To remove local density cues that could contribute to correct discrimination of the ellipsoid shape, we statistically controlled the average Euclidean distance between each display element and its four nearest neighbors. An unpaired t-test (alpha 0.1) with correction for unequal variances was used to exclude displays with significant differences in the local Euclidean distance among the contour, surface, and background regions of each display (Demeyer & Machilsen, 2012). Across displays, the center-to-center distance of elements was on average 38 arc minute in the behavioral and 40.9 arc minute in the EEG session, with ellipses spanning 10.2 × 8.50 and 11.2 × 9.3 degrees of visual angle, respectively. The major/minor axis ratio of the ellipse was fixed at 1.2 in both sessions. To make strategies to detect shape boundaries at specific display locations effectively suboptimal, we randomly displaced stimulus center to four possible locations (±0.69 degrees of visual angle along the vertical or horizontal meridian). The displaced locations were fully randomized against jitter levels, contour or surface condition, and ellipse orientation. We used 1000 × 1000 pixel noise masks with each pixel intensity sampled from a uniform distribution. 

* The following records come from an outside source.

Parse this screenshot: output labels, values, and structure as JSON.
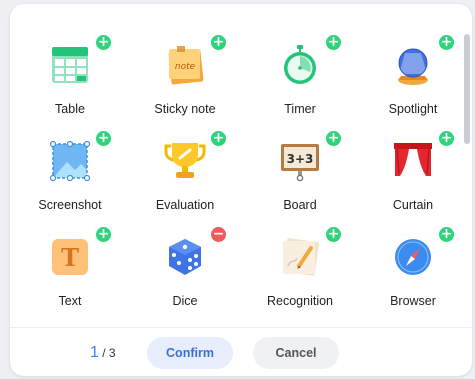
{
  "tools": [
    {
      "label": "Table",
      "icon": "table-icon",
      "action": "add"
    },
    {
      "label": "Sticky note",
      "icon": "sticky-note-icon",
      "action": "add",
      "icon_text": "note"
    },
    {
      "label": "Timer",
      "icon": "timer-icon",
      "action": "add"
    },
    {
      "label": "Spotlight",
      "icon": "spotlight-icon",
      "action": "add"
    },
    {
      "label": "Screenshot",
      "icon": "screenshot-icon",
      "action": "add"
    },
    {
      "label": "Evaluation",
      "icon": "trophy-icon",
      "action": "add"
    },
    {
      "label": "Board",
      "icon": "board-icon",
      "action": "add",
      "icon_text": "3+3"
    },
    {
      "label": "Curtain",
      "icon": "curtain-icon",
      "action": "add"
    },
    {
      "label": "Text",
      "icon": "text-icon",
      "action": "add",
      "icon_text": "T"
    },
    {
      "label": "Dice",
      "icon": "dice-icon",
      "action": "remove"
    },
    {
      "label": "Recognition",
      "icon": "recognition-icon",
      "action": "add"
    },
    {
      "label": "Browser",
      "icon": "compass-icon",
      "action": "add"
    }
  ],
  "badges": {
    "add": "+",
    "remove": "−"
  },
  "pager": {
    "current": "1",
    "total": "/ 3"
  },
  "footer": {
    "confirm_label": "Confirm",
    "cancel_label": "Cancel"
  },
  "colors": {
    "accent": "#3b82f6",
    "add": "#2ed47a",
    "remove": "#f05a5a"
  }
}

Stimuli were presented on a Philips 202P7 CRT (1600 × 1200, 85 Hz, behavioral session) and a VIEWPixx/3D (1920 × 1080, 100 Hz, EEG session). Custom made Matlab (The Mathworks, Natick, MA) scripts, the Psychophysics Toolbox 3.8 (Branard & Vision, 1997) and GERT (Demeyer & Machilsen, 2012) supported the creation and presentation of the stimuli. 
Procedure
Each participant first completed a behavioral and then an EEG session, scheduled on separate days. All sessions took place in a darkened room where participants sat with the head comfortably positioned on a chin rest at a viewing distance of 90 cm from the monitor. The behavioral session started after dark adaptation and a practice session with easily discriminable stimuli was run until participants accurately judged 20 trials. 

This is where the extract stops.